For the first half of the play, barely anything happens. Troilus and Cressida are introduced quite early, but it’s only some half way through the play that they come together. Rather than advance the “plot”, as such, Shakespeare explores the situation. And it is a static situation: as in The Iliad, the Trojans and the Greeks have declared a truce, and Achilles is sulking in his tent, refusing to fight. But this Achilles is very different from the demi-god of Homer: this Achilles is cruel and narcissistic, and, unlike Homer’s creation, incapable of being humanised. And he kills Hector not in combat, as in Homer: he orders his men to fall upon Hector when he is unarmed. It is a cruel and nasty world, completely at odds with the idealism of Troilus, and seemingly confirming the scurrilous gibes of Thersites.

In the first three acts, the protagonists, Troilus and Cressida, barely even appear. and the big scene that Troilus has during the first half of the play – when he persuades the Trojans to continue with the war – has nothing to do with his love for Cressida, which is, ostensibly, the main theme of the play. This exploration of the situation is certainly absorbing, but is, perhaps, less than dramatic.

Troilus and Cressida are no sooner together than they must part: as part of a treaty, Cressida has to join her father (who had defected) in the Greek camp. Troilus seems quite insensitive to Cressida’s predicament: all he can do is to tell her not to be unfaithful to him. And this sparks Cressida’s shocked realisation that it isn’t really she whom Troilus loves: Troilus, the idealist, is in love with an idealised form of Cressida, not Cressida the real person.

Once she is in the Greek camp, she takes up with a protector – Diomedes. She has to – for her own safety.
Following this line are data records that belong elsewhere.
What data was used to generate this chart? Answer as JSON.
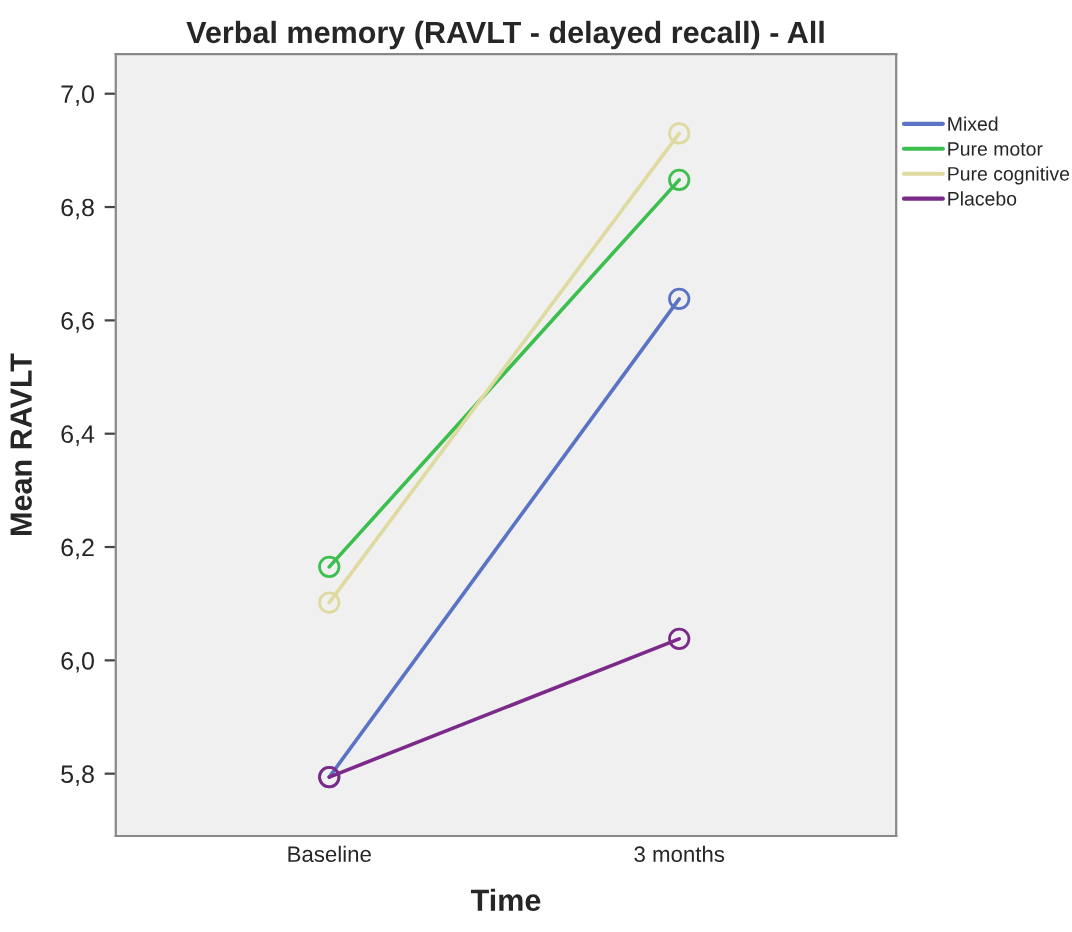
{
  "chart_data": {
    "type": "line",
    "title": "Verbal memory (RAVLT - delayed recall) - All",
    "xlabel": "Time",
    "ylabel": "Mean RAVLT",
    "categories": [
      "Baseline",
      "3 months"
    ],
    "series": [
      {
        "name": "Mixed",
        "color": "#5b73c4",
        "values": [
          5.794,
          6.638
        ]
      },
      {
        "name": "Pure motor",
        "color": "#3dbf50",
        "values": [
          6.165,
          6.848
        ]
      },
      {
        "name": "Pure cognitive",
        "color": "#dedaa0",
        "values": [
          6.102,
          6.93
        ]
      },
      {
        "name": "Placebo",
        "color": "#7b2a8a",
        "values": [
          5.794,
          6.038
        ]
      }
    ],
    "ylim": [
      5.69,
      7.07
    ],
    "yticks": [
      {
        "value": 5.8,
        "label": "5,8"
      },
      {
        "value": 6.0,
        "label": "6,0"
      },
      {
        "value": 6.2,
        "label": "6,2"
      },
      {
        "value": 6.4,
        "label": "6,4"
      },
      {
        "value": 6.6,
        "label": "6,6"
      },
      {
        "value": 6.8,
        "label": "6,8"
      },
      {
        "value": 7.0,
        "label": "7,0"
      }
    ],
    "grid": false,
    "legend": "right",
    "marker": "circle",
    "line_style": "solid"
  }
}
But we must beware against simplifying the issues: Cressida is no mere victim of male domination. She shows absolutely no remorse about having to betray Troilus; and there is no indication that her new affair with Diomedes is entered into unwillingly: quite the contrary. When Troilus, accompanied by Ulysses, views Cressida’s perfidy, his dismay is entirely justified. And while Troilus and Ulysses spy on Cressida and Diomedes, Thersites spies upon them all, and undercuts Troilus’ expressions of despair with his own nasty brand of cynicism: the despair is depicted simultaneously with a delight in that despair.

This remarkable scene is at the start of the final act, which seems to me among the most extraordinary acts in the entire canon. It is a furious finale in which nothing is resolved – where everything is left whirling madly in space. The tone of the play is dark and tragic, and Shakespeare isn’t even going to offer us the consolation of a tragic ending.

One wonders what made Shakespeare write this play. It is clearly a work of genius, but it was never, I think, designed to be popular. And that seems strange coming from a writer who depended on the box-office for his living. Indeed, looking through its performance history, it has never captured the audience’s imagination. Perhaps this is a play that is appreciated more in being read than in being seen. It’s possibly Shakespeare’s most underrated play, but even in such cynical times as ours, it is, perhaps, a bit too much for audiences to take.